Carrick --- I've analyzed Alley's temperature data from GISP2 for the entire Holocene and the resolution over that period is good enough to detect periodicites down to 27 years (but not less). I assure you that fft on that data will produce simply a power law spectrum with no discrete spikes whatsoever. Indeed, using the Lomb periodogram technique, which is extremely sensitive, there is no statistically significant (to put it mildly) discrete periods between 27 and 300 year periods. What there is, but almost surely not statistically significant, is a bit of extra power from 30 to 90 year periods. I assume that is a result of ocean oscillations of one sort of another.

As for the purported 55 year cycle, from whence is it supposed to come? The 3.75 year cycle is a known recurring Kelvin/Rayleigh wave in the North Pacific; well studied. Around 8--10 years there are other components of ENSO and of course right next door to the sunpsot cycle. The 22 year cycle might be PDO, it shows up in analyses of the northern and equatorial Pacific. It seems much too long to be an oceanic Rayleigh wave and 55 years is completely improbable.

However, pink noise processes will produce what appears to be periodic behavior for awhile and then that goes away.
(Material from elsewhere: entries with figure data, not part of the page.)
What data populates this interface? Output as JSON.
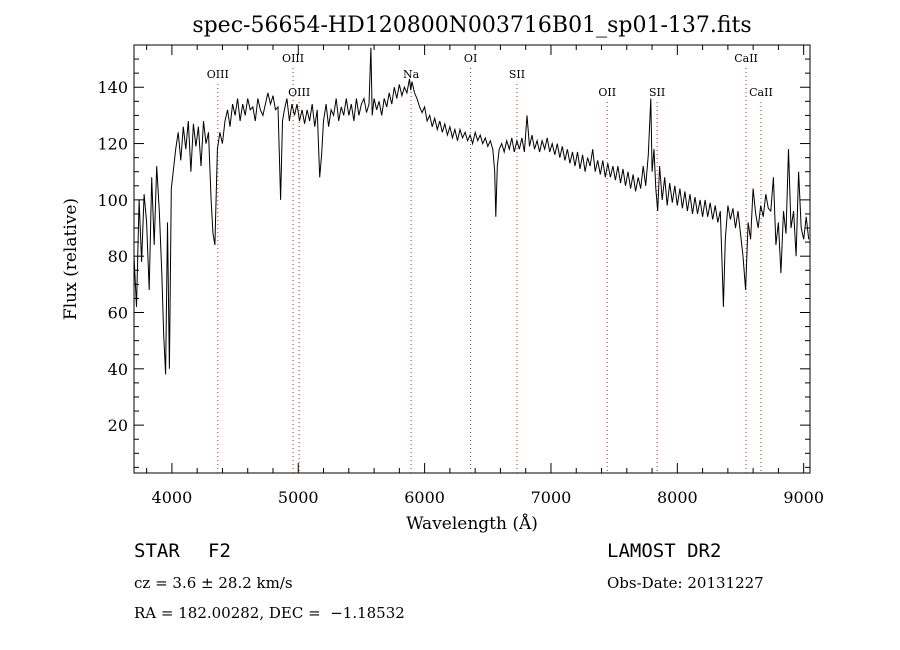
{
  "chart_data": {
    "type": "line",
    "title": "spec-56654-HD120800N003716B01_sp01-137.fits",
    "xlabel": "Wavelength (Å)",
    "ylabel": "Flux (relative)",
    "xlim": [
      3700,
      9050
    ],
    "ylim": [
      3,
      155
    ],
    "xticks": [
      4000,
      5000,
      6000,
      7000,
      8000,
      9000
    ],
    "yticks": [
      20,
      40,
      60,
      80,
      100,
      120,
      140
    ],
    "grid": false,
    "series": [
      {
        "points": [
          [
            3700,
            80
          ],
          [
            3720,
            62
          ],
          [
            3740,
            100
          ],
          [
            3760,
            78
          ],
          [
            3780,
            102
          ],
          [
            3800,
            92
          ],
          [
            3820,
            68
          ],
          [
            3840,
            108
          ],
          [
            3860,
            84
          ],
          [
            3880,
            112
          ],
          [
            3900,
            96
          ],
          [
            3920,
            74
          ],
          [
            3935,
            52
          ],
          [
            3950,
            38
          ],
          [
            3965,
            92
          ],
          [
            3980,
            40
          ],
          [
            3995,
            104
          ],
          [
            4010,
            110
          ],
          [
            4030,
            118
          ],
          [
            4050,
            124
          ],
          [
            4070,
            114
          ],
          [
            4090,
            126
          ],
          [
            4110,
            118
          ],
          [
            4130,
            128
          ],
          [
            4150,
            110
          ],
          [
            4170,
            127
          ],
          [
            4190,
            119
          ],
          [
            4210,
            126
          ],
          [
            4230,
            112
          ],
          [
            4250,
            128
          ],
          [
            4270,
            120
          ],
          [
            4290,
            124
          ],
          [
            4310,
            100
          ],
          [
            4325,
            88
          ],
          [
            4340,
            84
          ],
          [
            4360,
            118
          ],
          [
            4380,
            124
          ],
          [
            4400,
            120
          ],
          [
            4420,
            128
          ],
          [
            4440,
            132
          ],
          [
            4460,
            126
          ],
          [
            4480,
            134
          ],
          [
            4500,
            130
          ],
          [
            4520,
            136
          ],
          [
            4540,
            128
          ],
          [
            4560,
            134
          ],
          [
            4580,
            130
          ],
          [
            4600,
            136
          ],
          [
            4620,
            132
          ],
          [
            4640,
            133
          ],
          [
            4660,
            128
          ],
          [
            4680,
            136
          ],
          [
            4700,
            132
          ],
          [
            4720,
            130
          ],
          [
            4740,
            134
          ],
          [
            4760,
            138
          ],
          [
            4780,
            134
          ],
          [
            4800,
            137
          ],
          [
            4820,
            132
          ],
          [
            4840,
            133
          ],
          [
            4860,
            100
          ],
          [
            4875,
            128
          ],
          [
            4890,
            132
          ],
          [
            4910,
            136
          ],
          [
            4930,
            128
          ],
          [
            4950,
            134
          ],
          [
            4970,
            130
          ],
          [
            4990,
            134
          ],
          [
            5010,
            128
          ],
          [
            5030,
            132
          ],
          [
            5050,
            127
          ],
          [
            5070,
            132
          ],
          [
            5090,
            128
          ],
          [
            5110,
            134
          ],
          [
            5130,
            126
          ],
          [
            5150,
            132
          ],
          [
            5170,
            108
          ],
          [
            5185,
            116
          ],
          [
            5200,
            128
          ],
          [
            5220,
            134
          ],
          [
            5240,
            126
          ],
          [
            5260,
            132
          ],
          [
            5280,
            130
          ],
          [
            5300,
            136
          ],
          [
            5320,
            128
          ],
          [
            5340,
            133
          ],
          [
            5360,
            130
          ],
          [
            5380,
            136
          ],
          [
            5400,
            130
          ],
          [
            5420,
            134
          ],
          [
            5440,
            128
          ],
          [
            5460,
            136
          ],
          [
            5480,
            130
          ],
          [
            5500,
            134
          ],
          [
            5520,
            136
          ],
          [
            5540,
            131
          ],
          [
            5560,
            134
          ],
          [
            5575,
            154
          ],
          [
            5585,
            130
          ],
          [
            5600,
            136
          ],
          [
            5620,
            132
          ],
          [
            5640,
            135
          ],
          [
            5660,
            130
          ],
          [
            5680,
            136
          ],
          [
            5700,
            133
          ],
          [
            5720,
            138
          ],
          [
            5740,
            134
          ],
          [
            5760,
            140
          ],
          [
            5780,
            136
          ],
          [
            5800,
            141
          ],
          [
            5820,
            137
          ],
          [
            5840,
            140
          ],
          [
            5860,
            138
          ],
          [
            5880,
            143
          ],
          [
            5890,
            139
          ],
          [
            5900,
            142
          ],
          [
            5920,
            138
          ],
          [
            5940,
            136
          ],
          [
            5960,
            133
          ],
          [
            5980,
            131
          ],
          [
            6000,
            133
          ],
          [
            6020,
            128
          ],
          [
            6040,
            130
          ],
          [
            6060,
            126
          ],
          [
            6080,
            129
          ],
          [
            6100,
            125
          ],
          [
            6120,
            128
          ],
          [
            6140,
            124
          ],
          [
            6160,
            127
          ],
          [
            6180,
            123
          ],
          [
            6200,
            126
          ],
          [
            6220,
            122
          ],
          [
            6240,
            125
          ],
          [
            6260,
            121
          ],
          [
            6280,
            125
          ],
          [
            6300,
            122
          ],
          [
            6320,
            124
          ],
          [
            6340,
            121
          ],
          [
            6360,
            123
          ],
          [
            6380,
            120
          ],
          [
            6400,
            124
          ],
          [
            6420,
            121
          ],
          [
            6440,
            123
          ],
          [
            6460,
            120
          ],
          [
            6480,
            122
          ],
          [
            6500,
            119
          ],
          [
            6520,
            121
          ],
          [
            6540,
            118
          ],
          [
            6555,
            110
          ],
          [
            6563,
            94
          ],
          [
            6575,
            112
          ],
          [
            6590,
            118
          ],
          [
            6610,
            120
          ],
          [
            6630,
            117
          ],
          [
            6650,
            121
          ],
          [
            6670,
            118
          ],
          [
            6690,
            122
          ],
          [
            6710,
            117
          ],
          [
            6730,
            121
          ],
          [
            6750,
            118
          ],
          [
            6770,
            122
          ],
          [
            6790,
            117
          ],
          [
            6810,
            130
          ],
          [
            6830,
            119
          ],
          [
            6850,
            123
          ],
          [
            6870,
            118
          ],
          [
            6890,
            121
          ],
          [
            6910,
            117
          ],
          [
            6930,
            121
          ],
          [
            6950,
            118
          ],
          [
            6970,
            122
          ],
          [
            6990,
            117
          ],
          [
            7010,
            120
          ],
          [
            7030,
            116
          ],
          [
            7050,
            120
          ],
          [
            7070,
            115
          ],
          [
            7090,
            119
          ],
          [
            7110,
            114
          ],
          [
            7130,
            118
          ],
          [
            7150,
            113
          ],
          [
            7170,
            117
          ],
          [
            7190,
            112
          ],
          [
            7210,
            117
          ],
          [
            7230,
            111
          ],
          [
            7250,
            116
          ],
          [
            7270,
            110
          ],
          [
            7290,
            115
          ],
          [
            7310,
            112
          ],
          [
            7330,
            118
          ],
          [
            7350,
            110
          ],
          [
            7370,
            114
          ],
          [
            7390,
            109
          ],
          [
            7410,
            114
          ],
          [
            7430,
            108
          ],
          [
            7450,
            113
          ],
          [
            7470,
            108
          ],
          [
            7490,
            112
          ],
          [
            7510,
            107
          ],
          [
            7530,
            112
          ],
          [
            7550,
            106
          ],
          [
            7570,
            111
          ],
          [
            7590,
            105
          ],
          [
            7610,
            110
          ],
          [
            7630,
            104
          ],
          [
            7650,
            109
          ],
          [
            7670,
            103
          ],
          [
            7690,
            108
          ],
          [
            7710,
            104
          ],
          [
            7730,
            112
          ],
          [
            7750,
            105
          ],
          [
            7770,
            116
          ],
          [
            7790,
            136
          ],
          [
            7800,
            110
          ],
          [
            7815,
            118
          ],
          [
            7830,
            104
          ],
          [
            7845,
            96
          ],
          [
            7860,
            112
          ],
          [
            7880,
            100
          ],
          [
            7900,
            108
          ],
          [
            7920,
            98
          ],
          [
            7940,
            106
          ],
          [
            7960,
            99
          ],
          [
            7980,
            105
          ],
          [
            8000,
            98
          ],
          [
            8020,
            104
          ],
          [
            8040,
            97
          ],
          [
            8060,
            103
          ],
          [
            8080,
            96
          ],
          [
            8100,
            102
          ],
          [
            8120,
            95
          ],
          [
            8140,
            101
          ],
          [
            8160,
            95
          ],
          [
            8180,
            100
          ],
          [
            8200,
            94
          ],
          [
            8220,
            100
          ],
          [
            8240,
            94
          ],
          [
            8260,
            99
          ],
          [
            8280,
            93
          ],
          [
            8300,
            98
          ],
          [
            8320,
            92
          ],
          [
            8340,
            96
          ],
          [
            8355,
            76
          ],
          [
            8365,
            62
          ],
          [
            8380,
            86
          ],
          [
            8400,
            98
          ],
          [
            8420,
            93
          ],
          [
            8440,
            97
          ],
          [
            8460,
            90
          ],
          [
            8480,
            96
          ],
          [
            8500,
            88
          ],
          [
            8520,
            80
          ],
          [
            8540,
            68
          ],
          [
            8560,
            92
          ],
          [
            8580,
            86
          ],
          [
            8600,
            104
          ],
          [
            8620,
            95
          ],
          [
            8640,
            90
          ],
          [
            8660,
            98
          ],
          [
            8680,
            94
          ],
          [
            8700,
            102
          ],
          [
            8720,
            97
          ],
          [
            8740,
            96
          ],
          [
            8760,
            108
          ],
          [
            8780,
            84
          ],
          [
            8800,
            92
          ],
          [
            8820,
            74
          ],
          [
            8840,
            96
          ],
          [
            8860,
            88
          ],
          [
            8880,
            118
          ],
          [
            8900,
            90
          ],
          [
            8920,
            96
          ],
          [
            8940,
            80
          ],
          [
            8960,
            110
          ],
          [
            8980,
            90
          ],
          [
            9000,
            86
          ],
          [
            9020,
            94
          ],
          [
            9040,
            86
          ]
        ]
      }
    ],
    "lines": [
      {
        "label": "OIII",
        "x": 4363,
        "row": 1
      },
      {
        "label": "OIII",
        "x": 4959,
        "row": 0
      },
      {
        "label": "OIII",
        "x": 5007,
        "row": 2
      },
      {
        "label": "Na",
        "x": 5893,
        "row": 1
      },
      {
        "label": "OI",
        "x": 6364,
        "row": 0
      },
      {
        "label": "SII",
        "x": 6731,
        "row": 1
      },
      {
        "label": "OII",
        "x": 7445,
        "row": 2
      },
      {
        "label": "SII",
        "x": 7840,
        "row": 2
      },
      {
        "label": "CaII",
        "x": 8544,
        "row": 0
      },
      {
        "label": "CaII",
        "x": 8662,
        "row": 2
      }
    ]
  },
  "info": {
    "object_type": "STAR",
    "subclass": "F2",
    "survey": "LAMOST DR2",
    "redshift": "cz = 3.6 ± 28.2 km/s",
    "obs_date": "Obs-Date: 20131227",
    "coords": "RA = 182.00282, DEC =  −1.18532"
  }
}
In the ENSDO proxy paper I previously linked the wavelet analysis shows that clearly. I fear there is a tendency for people to "see" periodic behavior where in fact nothing but noise with hisotry is actually present.

Carrick said...

David, once again the problem with GISP2 and ice core data in general is loss of temporal resolution in the ice core data as you move further backwards in time. This is discussed in the IPCC reports, for example:

It should be noted that the temporal resolution of the borehole estimates decreases sharply back in time, making it perilous to compare the shape of the trend shown in Figure 2.19 with better-resolved trends determined from higher-resolution climate proxy data discussed below.

You can confirm this yourself using the method I described above.

The longer oscillations are could driven by either salinity changes ("saline pump") or long-period solar oscillations but I'm no an expert on that.

But they certainly aren't thermally driven. Really long period oscillations may be associated again with changes in solar forcings (e.g., from orbitals shifts and what not).

You can analyze the difference between pink noise and a series of pseudo-stable oscillations using either the multitaper method (which I'm no expert on either, but there are a number of researchers including D'Arrigo who use this method effectively) or via fluctuation-based procesisng methods

The hypothesis that these fluctuations are due to a pink-noise process can be rejected using either of these methods.

David B. Benson said...

Carrick --- Thanks, but you copied out about boreholes, which are much less precise than ice cores. I stand by my previous statement regarding GISP2 for the Holocene, only the top 10% or so.

If the 55 year cycle is real, it is certainly not commented about or documented anywhere AFAIK. It doesn't seem to show up in GSIP2 or the ENSO proxy I linked above.

From 10Be studies, the best explanation for changes in solar intensity is randomness; solar physicists have tried deligently to find anything more than that beyond the sunspot cycle and then also the very long term brightening.

Orbital forcing explains behavior at millennial and longer scales, not what I am currently concerned about. That is the scales from multidecadal to millennial which certainly appear to be best understood as pink noise (except for the mysterious 55 year cycle).

David B. Benson said...

Figure 8 in
http://bprc.osu.edu/Icecore/masson.pdf
illustrates the pink noise power spectrum. There does not appear to be an outstanding 55 year oscillation in Antarctic ice core proxies for the entire Holocene.

Steve Bloom said...

The primary mechanism for a lot of these ideas about oscillations in the 55-year range seems to be wishful thinking. While such periodicity can't be excluded, the scientists doing serious work trying to find it will tell you that it doesn't in any manner cancel GHG-driven warming.

David B. Benson said...

Well, it seems that AMO is about right for such a quasi-periodic oscillation. There is a fair bit about it on a NOAA site.